Un autre exemple parlant ? Lors du développement de Dead Space, considéré – à raison - par certains observateurs comme le jeu le plus terrifiant de l'histoire, il somme son équipe d'analyser des photographies de cadavres ou de scènes de guerre, conscient que le gore est parfois cheap et irréaliste dans les jeux vidéo, et que « plus une créature est proche de nous, plus elle est perturbante ». « De nos jours, Internet est truffé de ce genre d'images, se justifie-t-il dans les colonnes d'Eurogamer. On trouve des trucs horribles, comme des personnes qui se tirent une balle dans la tête. Nous avons des tonnes de données de ce genre. [Les développeurs] les regardent avec attention et au bout d'un moment, ça ne les dérange plus. Comme un médecin ou une infirmière qui voit ça tous les jours ». L'ambition ? construire, pixel par pixel, le « jump scare » parfait. Celui auquel on n'échappe pas, même en y étant mentalement préparé, tant l'environnement est immersif et l'atmosphère oppressante.
Space abouti
C'est sans doute pour cela que Dead Space a tant marqué son temps. Dévoilé en octobre 2008, à une époque où Electronic Arts mise sur le renouvellement de licences récurrentes, le survival horror à la troisième personne apparaît comme un pari osé mais calculé, tant Glen Schofield maîtrise son sujet. Épris de science-fiction, fasciné par le travail de Ridley Scott ou de John Carpenter, il convainc les dirigeants d'EA, au terme d'une âpre négociation qui dure 18 mois, de le placer aux manettes d'une équipe dédiée au projet qu'il vend comme un « Resident Evil dans l'espace ». Pari gagnant : Dead Space est acclamé par la critique, se vend bien et collectionne les distinctions. Il ne participe pas au développement des itérations suivantes, en 2011 et 2013, préférant créer sa structure pour travailler sur Call of Duty. Mais déjà, il le sait : si l'occasion se présente, il reviendra au genre qui l'a consacré.
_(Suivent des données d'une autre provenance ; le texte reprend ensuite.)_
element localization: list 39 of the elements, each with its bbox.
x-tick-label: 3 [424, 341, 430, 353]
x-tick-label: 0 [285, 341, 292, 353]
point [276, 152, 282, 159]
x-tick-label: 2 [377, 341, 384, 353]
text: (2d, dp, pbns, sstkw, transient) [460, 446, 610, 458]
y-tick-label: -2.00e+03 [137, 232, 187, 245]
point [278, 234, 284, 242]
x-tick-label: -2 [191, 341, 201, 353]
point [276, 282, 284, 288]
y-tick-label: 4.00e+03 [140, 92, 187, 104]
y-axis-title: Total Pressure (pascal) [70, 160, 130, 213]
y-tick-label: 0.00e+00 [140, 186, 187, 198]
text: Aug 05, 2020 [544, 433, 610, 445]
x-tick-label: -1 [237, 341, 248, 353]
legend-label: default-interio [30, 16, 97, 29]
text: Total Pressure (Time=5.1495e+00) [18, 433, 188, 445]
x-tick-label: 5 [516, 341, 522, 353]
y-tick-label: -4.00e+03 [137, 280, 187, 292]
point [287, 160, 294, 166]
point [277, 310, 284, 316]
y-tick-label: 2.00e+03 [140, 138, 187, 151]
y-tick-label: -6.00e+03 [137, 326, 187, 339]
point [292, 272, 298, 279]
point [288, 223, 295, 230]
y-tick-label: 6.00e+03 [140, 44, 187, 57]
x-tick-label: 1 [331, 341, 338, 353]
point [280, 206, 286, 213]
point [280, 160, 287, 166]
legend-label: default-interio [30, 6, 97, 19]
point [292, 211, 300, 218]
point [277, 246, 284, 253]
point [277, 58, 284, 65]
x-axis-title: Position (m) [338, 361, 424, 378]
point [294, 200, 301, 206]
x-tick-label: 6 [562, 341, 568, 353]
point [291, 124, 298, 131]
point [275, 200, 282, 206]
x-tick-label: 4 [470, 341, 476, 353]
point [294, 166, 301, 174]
Avance rapide jusqu'en 2019. Libéré de ses obligations envers Activision, il s'offre une retraite spirituelle à Tucson, à quelques kilomètres de la frontière américano-mexicaine. Dans le désert de l'Arizona, où il passe plusieurs semaines à pondre un pitch qui lui ressemble, il conceptualise Meteor Down – survival horror dans l'espace qui deviendra The Callisto Protocol. « Chassez le naturel et il revient au galop », dit-on, et comme prévu, le concept partage de nombreuses similitudes avec l’œuvre majeure de son portfolio. « Picasso a dit : les bons artistes copient, les grands artistes volent. Pourquoi ne pas me voler ma propre idée ? » se persuade-t-il, à raison. Armé d'une présentation Powerpoint et d'un scénario d'une trentaine de pages, il démarche plusieurs éditeurs. Il s'entend, finalement, avec un partenaire original : la société coréenne PUBG Corp, devenue Krafton, qui aspire à diversifier son catalogue avec le « Call of Duty guy ». Le contrat est signé lors du DICE Summit 2019 : Glen Schofield a carte blanche pour fonder un studio, qu'il baptise Striking Distance. Développé dans un contexte de pandémie, The Callisto Protocol a été dévoilé le 2 décembre dernier et propose d'incarner Jacob Lee, un spationaute incarcéré dans un centre pénitentiaire qu'il partage avec d'affreuses bestioles mutantes. Hasard du calendrier : dans un mois, le jeu aura le remake de Dead Space pour principal rival. L'occasion, pour Glen Schofield, de montrer qu'il n'est pas étranger au succès du jeu original. Pas de quoi le stresser, cependant : « Dans l'histoire du jeu vidéo, je dois être le seul développeur à me retrouver concurrencé par mon propre jeu ».
The Callisto Protocol est disponible sur PC, PS5, PS4, Xbox Series X/S et Xbox One.